The English alphabet contains 21 consonants and 5 vowels. How many strings of five lowercase letters can be formed using the following constraints? Give two answers for each of the following - one where repetition is allowed in the string and one where repetition is not allowed. (a) Only one vowel (placed anywhere) (b) Maximum two consonants (placed anywhere) (c) Starts with x, y or z

Solution:

(a)

Five letters with one vowel. We can place the vowel in any of the 5 positions in 5 * 4 ways and the remaining 4 positions can be filled in in 214 ways by the consonants as they can be repeated also. So, total number of words possible if repetition is not allowed $=21^4\times5\times4=3889620$

And total number of words possible if repetition is allowed $=21^4\times5\times5=4862025$

(b)

Maximum two consonants will give (vowels cannot be repeated)
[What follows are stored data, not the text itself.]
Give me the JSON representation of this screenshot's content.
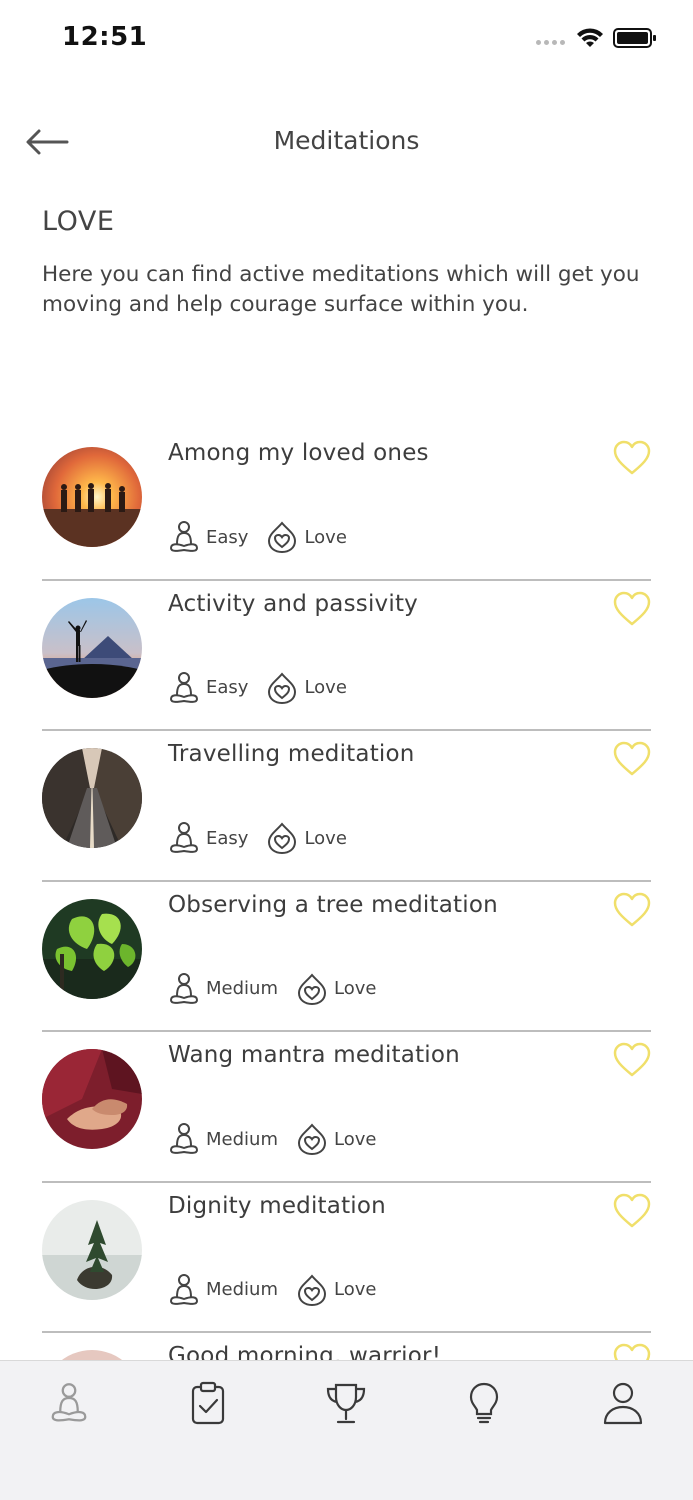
{
  "status_bar": {
    "time": "12:51"
  },
  "header": {
    "title": "Meditations"
  },
  "category": {
    "title": "LOVE",
    "description": "Here you can find active meditations which will get you moving and help courage surface within you."
  },
  "meditations": [
    {
      "title": "Among my loved ones",
      "difficulty": "Easy",
      "category": "Love",
      "image": "sunset-people"
    },
    {
      "title": "Activity and passivity",
      "difficulty": "Easy",
      "category": "Love",
      "image": "mountain-silhouette"
    },
    {
      "title": "Travelling meditation",
      "difficulty": "Easy",
      "category": "Love",
      "image": "forest-road"
    },
    {
      "title": "Observing a tree meditation",
      "difficulty": "Medium",
      "category": "Love",
      "image": "green-leaves"
    },
    {
      "title": "Wang mantra meditation",
      "difficulty": "Medium",
      "category": "Love",
      "image": "monk-hands"
    },
    {
      "title": "Dignity meditation",
      "difficulty": "Medium",
      "category": "Love",
      "image": "tree-on-rock"
    },
    {
      "title": "Good morning, warrior!",
      "difficulty": "",
      "category": "",
      "image": "partial"
    }
  ],
  "tab_bar": {
    "tabs": [
      {
        "icon": "meditation-icon"
      },
      {
        "icon": "clipboard-check-icon"
      },
      {
        "icon": "trophy-icon"
      },
      {
        "icon": "lightbulb-icon"
      },
      {
        "icon": "profile-icon"
      }
    ]
  },
  "colors": {
    "heart": "#f3e27a",
    "text": "#3d3d3d",
    "divider": "#bdbdbd",
    "tab_bar": "#f2f2f4"
  }
}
= Zero consonant, five vowels + one consonant, 4 vowels + two consonants, 3 vowels

$=5!+21\times5\times4\times3\times2+21^2\times5\times4\times3 \\=29100$

Maximum two consonants will give (if vowels can be repeated)

= Zero consonant, five vowels + one consonant, 4 vowels + two consonants, 3 vowels

$=5^5+21\times5^4+21^2\times5^3 \\=71375$

(c)

Starts with x, y or z (if repetition is not allowed)

$=3\times25\times24\times23 \\=41400$

Starts with x, y or z (if repetition is allowed)

$=3\times25^3 \\=46875$